Our job is to keep the public safe, so we think these rules are appropriate, said Joe Delcambre, a spokesman for PHMSA, which is a part of the Department of Transportation.
He said the rules came from recommendations by the National Transportation Safety Board in response to a fire in 2006 on a UPS Inc. plane that was forced to make an emergency landing in Philadelphia. The plane was carrying laptop lithium batteries that officials suspected were linked to the fire.
Delcambre said safety precautions are particularly important for potentially flammable products carried by aircraft.
It is not like a motor tractor trailer that you can pull off to the side of the road and address it immediately, he said.
The agency is expecting to finalize its rules by the end of the year after receiving comments from various parties last month.
However, opponents of the rules have launched a lobbying effort to persuade the agency to reconsider rules they say are not justified and will be financially onerous.

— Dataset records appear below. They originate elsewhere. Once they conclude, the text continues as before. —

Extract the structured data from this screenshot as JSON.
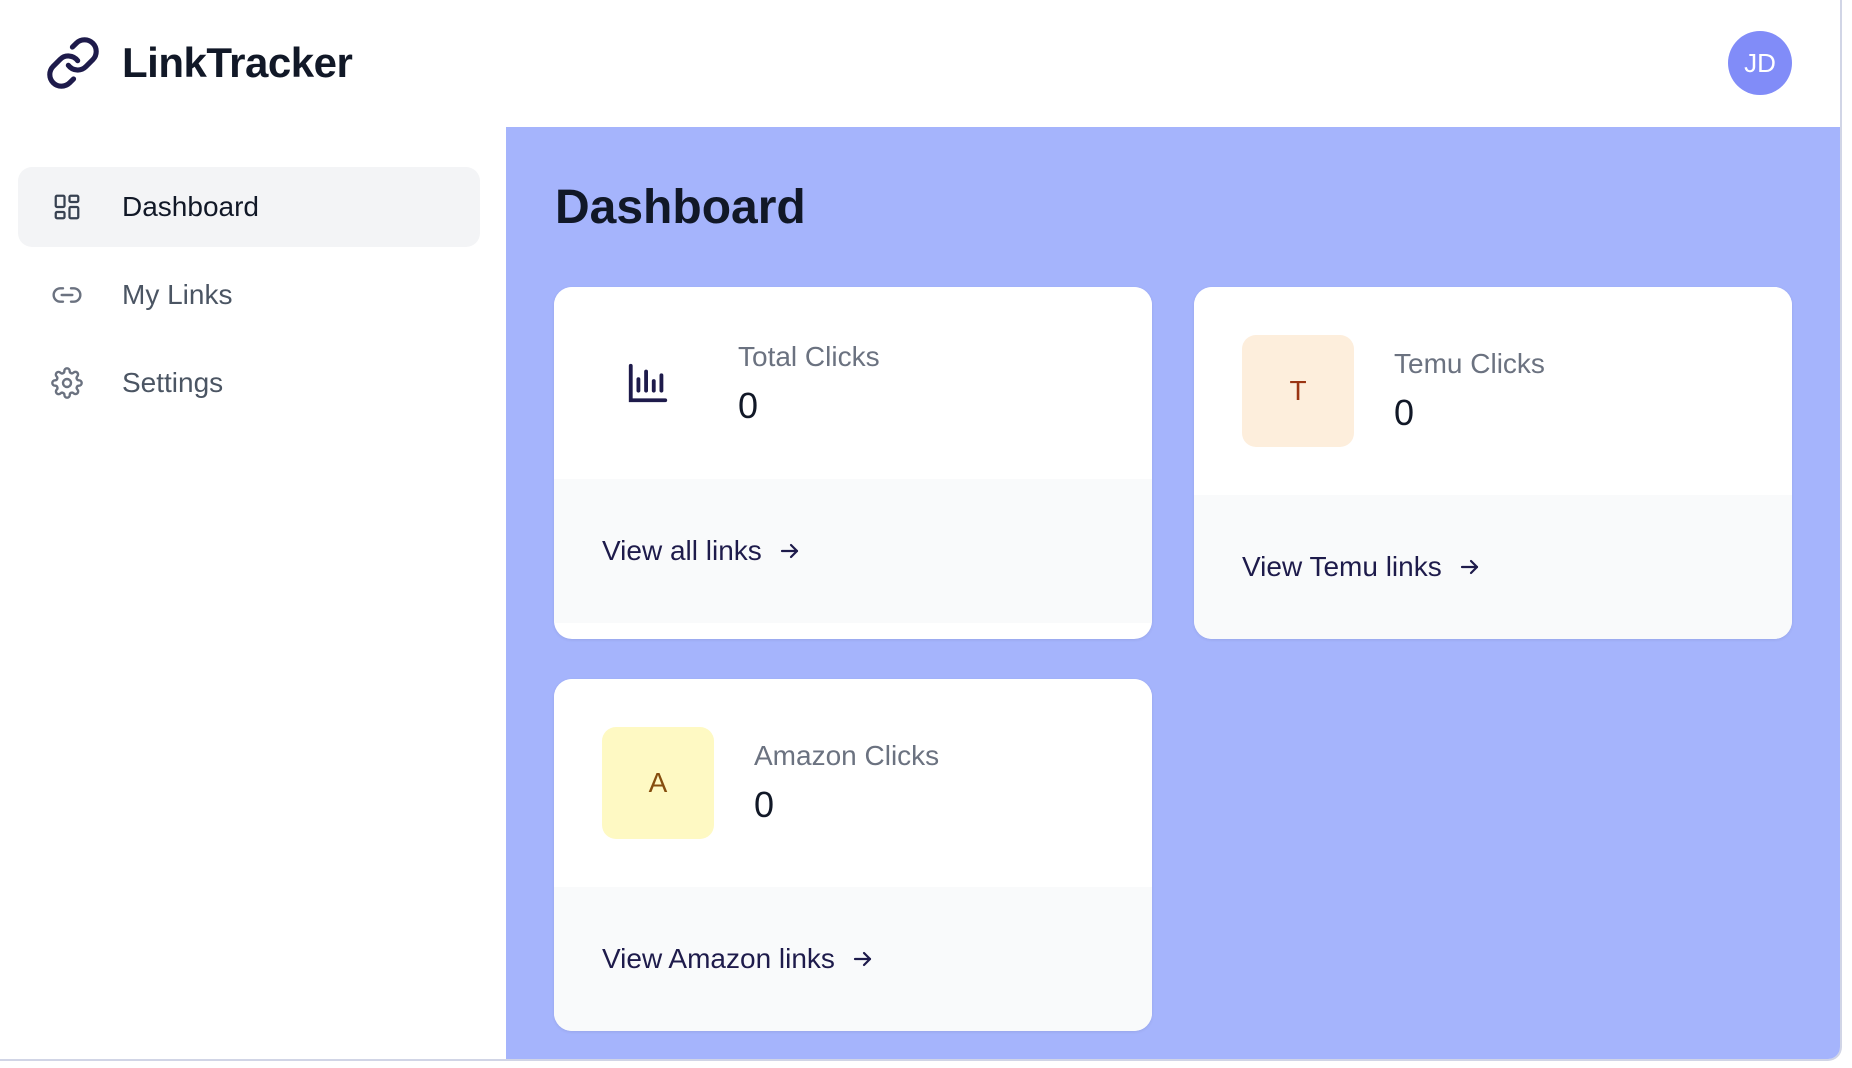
{
  "app": {
    "name": "LinkTracker",
    "user_initials": "JD"
  },
  "sidebar": {
    "items": [
      {
        "label": "Dashboard",
        "icon": "dashboard-grid-icon",
        "active": true
      },
      {
        "label": "My Links",
        "icon": "link-icon",
        "active": false
      },
      {
        "label": "Settings",
        "icon": "gear-icon",
        "active": false
      }
    ]
  },
  "main": {
    "title": "Dashboard",
    "cards": [
      {
        "label": "Total Clicks",
        "value": "0",
        "link": "View all links",
        "icon": "bar-chart-icon"
      },
      {
        "label": "Temu Clicks",
        "value": "0",
        "link": "View Temu links",
        "badge": "T",
        "badge_bg": "#fdeedc",
        "badge_color": "#9a3412"
      },
      {
        "label": "Amazon Clicks",
        "value": "0",
        "link": "View Amazon links",
        "badge": "A",
        "badge_bg": "#fef9c3",
        "badge_color": "#854d0e"
      }
    ]
  },
  "colors": {
    "main_bg": "#a5b4fc",
    "avatar_bg": "#818cf8",
    "accent_text": "#1e1b4b"
  }
}
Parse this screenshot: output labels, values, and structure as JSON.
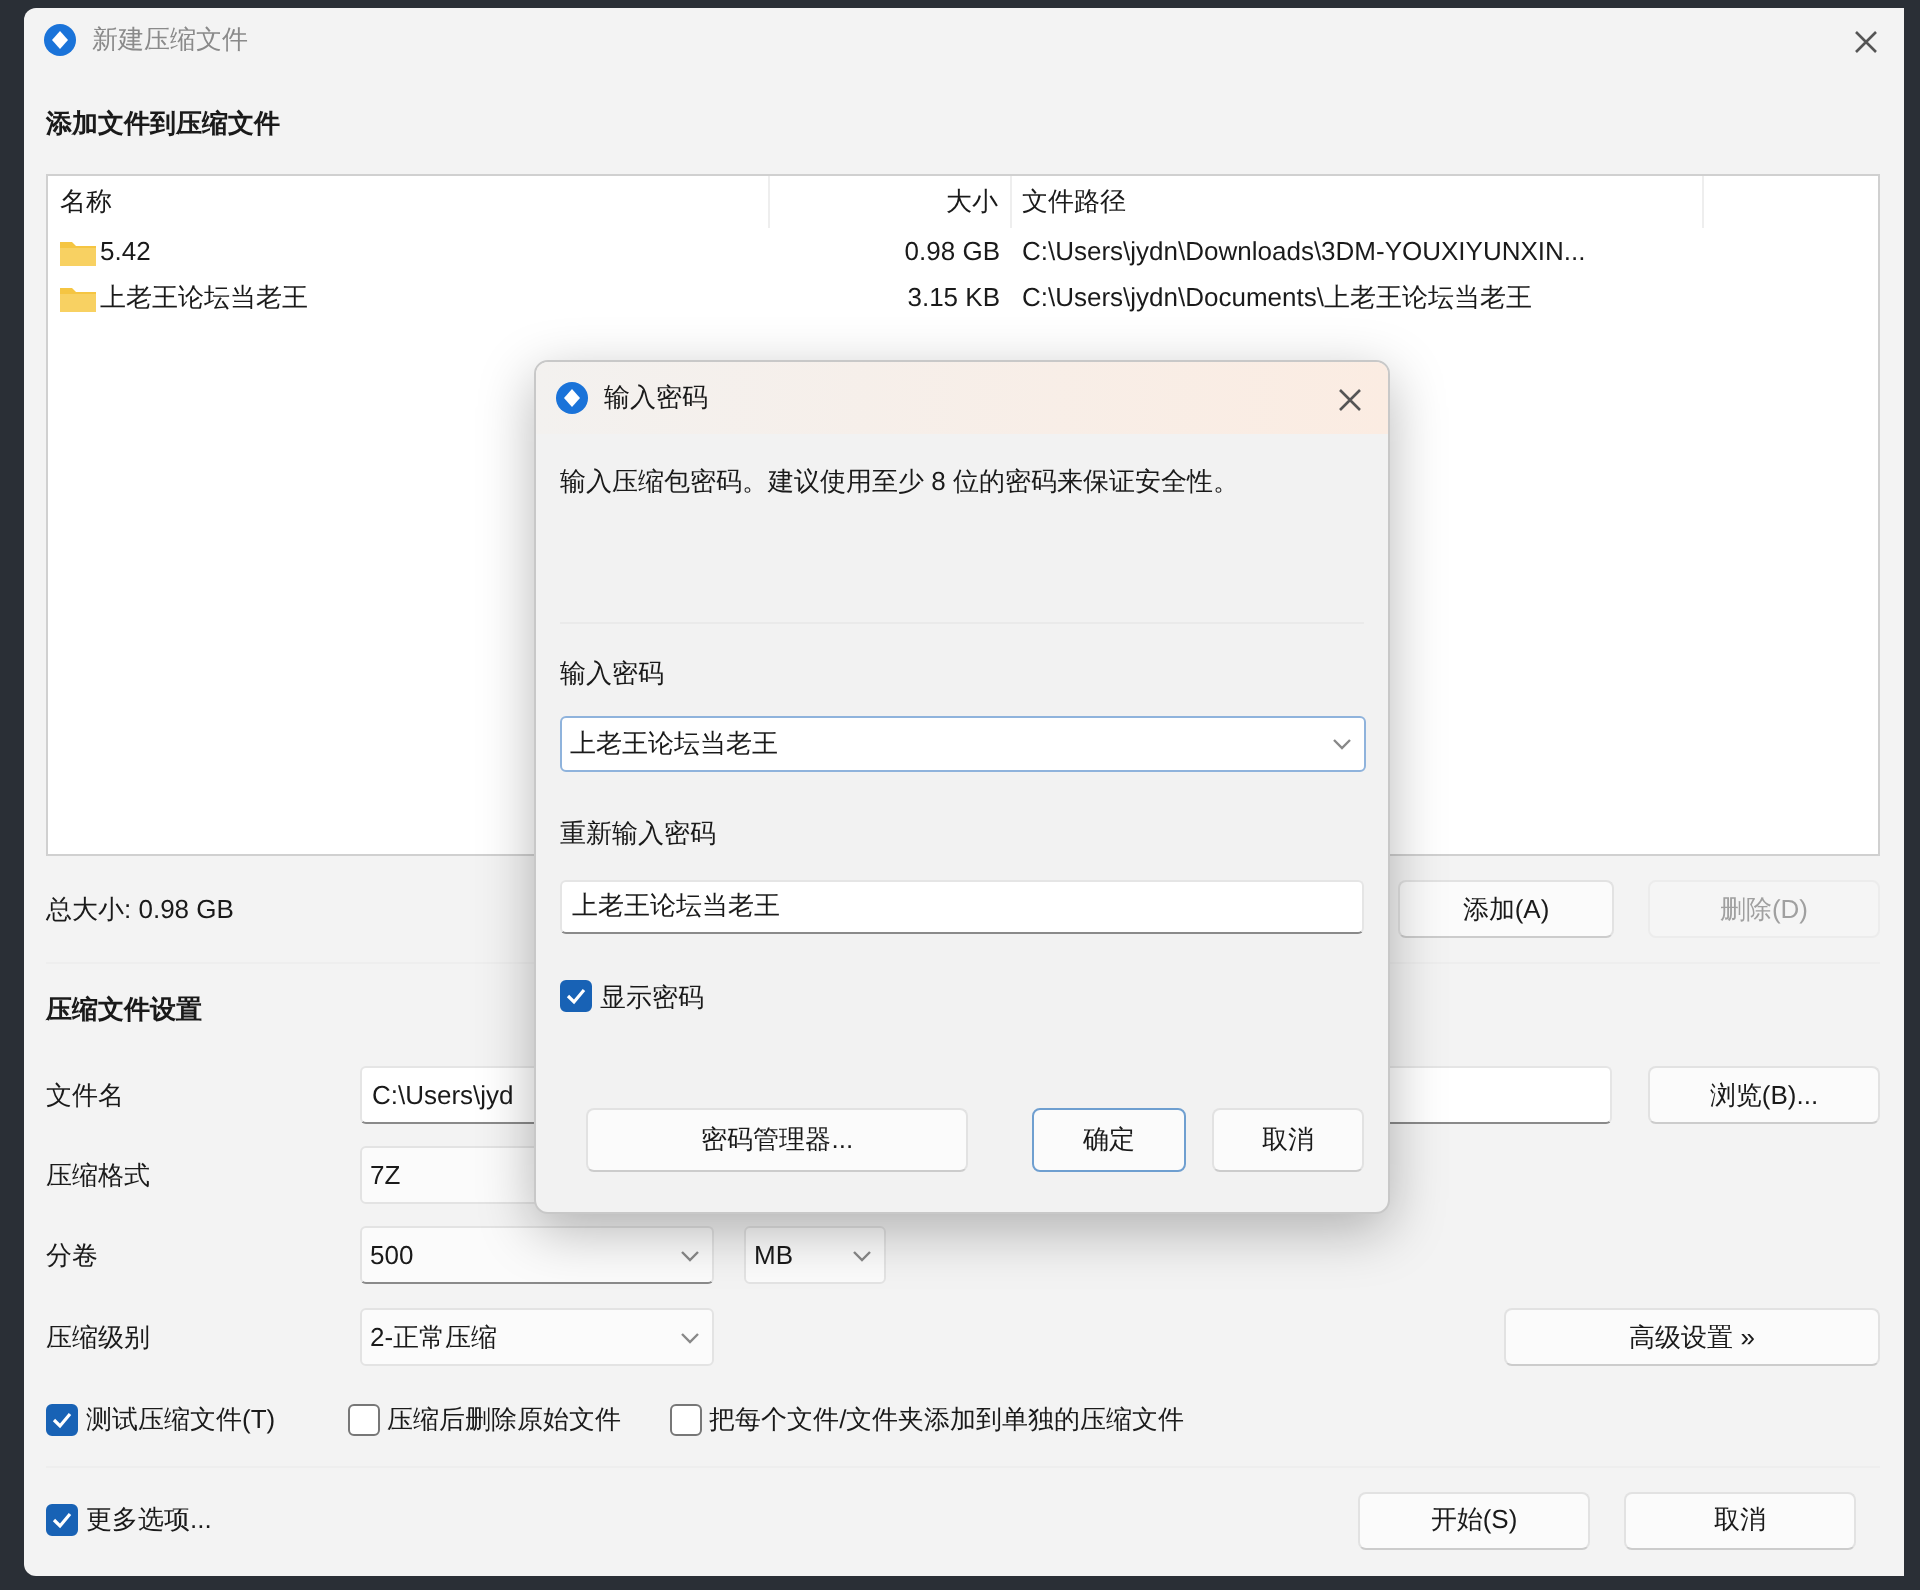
{
  "window": {
    "title": "新建压缩文件"
  },
  "heading": "添加文件到压缩文件",
  "file_list": {
    "columns": [
      "名称",
      "大小",
      "文件路径"
    ],
    "rows": [
      {
        "name": "5.42",
        "size": "0.98 GB",
        "path": "C:\\Users\\jydn\\Downloads\\3DM-YOUXIYUNXIN..."
      },
      {
        "name": "上老王论坛当老王",
        "size": "3.15 KB",
        "path": "C:\\Users\\jydn\\Documents\\上老王论坛当老王"
      }
    ]
  },
  "total_size": "总大小: 0.98 GB",
  "list_buttons": [
    {
      "label": "添加(A)",
      "disabled": false
    },
    {
      "label": "删除(D)",
      "disabled": true
    }
  ],
  "settings": {
    "title": "压缩文件设置",
    "file_name": {
      "label": "文件名",
      "value": "C:\\Users\\jyd"
    },
    "browse_button": "浏览(B)...",
    "format": {
      "label": "压缩格式",
      "value": "7Z"
    },
    "split": {
      "label": "分卷",
      "value": "500",
      "unit": "MB"
    },
    "level": {
      "label": "压缩级别",
      "value": "2-正常压缩"
    },
    "advanced_button": "高级设置 »"
  },
  "options": [
    {
      "label": "测试压缩文件(T)",
      "checked": true
    },
    {
      "label": "压缩后删除原始文件",
      "checked": false
    },
    {
      "label": "把每个文件/文件夹添加到单独的压缩文件",
      "checked": false
    }
  ],
  "more_options": {
    "label": "更多选项...",
    "checked": true
  },
  "footer_buttons": [
    {
      "label": "开始(S)"
    },
    {
      "label": "取消"
    }
  ],
  "password_dialog": {
    "title": "输入密码",
    "message": "输入压缩包密码。建议使用至少 8 位的密码来保证安全性。",
    "password": {
      "label": "输入密码",
      "value": "上老王论坛当老王"
    },
    "confirm": {
      "label": "重新输入密码",
      "value": "上老王论坛当老王"
    },
    "show_password": {
      "label": "显示密码",
      "checked": true
    },
    "buttons": [
      {
        "label": "密码管理器...",
        "default": false
      },
      {
        "label": "确定",
        "default": true
      },
      {
        "label": "取消",
        "default": false
      }
    ]
  }
}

This is a solution in search of a problem, said Mark Leahey, president of the Medical Device Manufacturers Association, one of the groups that submitted comments to the transportation agency objecting to the rule.
Leahey said that because the proposed requirements could limit the amount of shipment space for batteries, it might be harder to make overnight emergency deliveries of medical devices such as pacemakers.
George Kerchner, the executive director of the Portable Rechargeable Battery Association, said federal officials have dramatically underestimated the additional price of the new regulations. His group puts the cost to the industry at $1.1 billion in the first year as opposed to a $9.3 million figure used by the transportation agency.
The impact of rules on lithium batteries, the vast majority of which are shipped by air from Asia, would be widespread, Kerchner said.
It is a very ubiquitous technology, he said.
The federal government has estimated that about 3.3 billion lithium cells and batteries were transported worldwide in 2008, an 83 percent increase from 2005.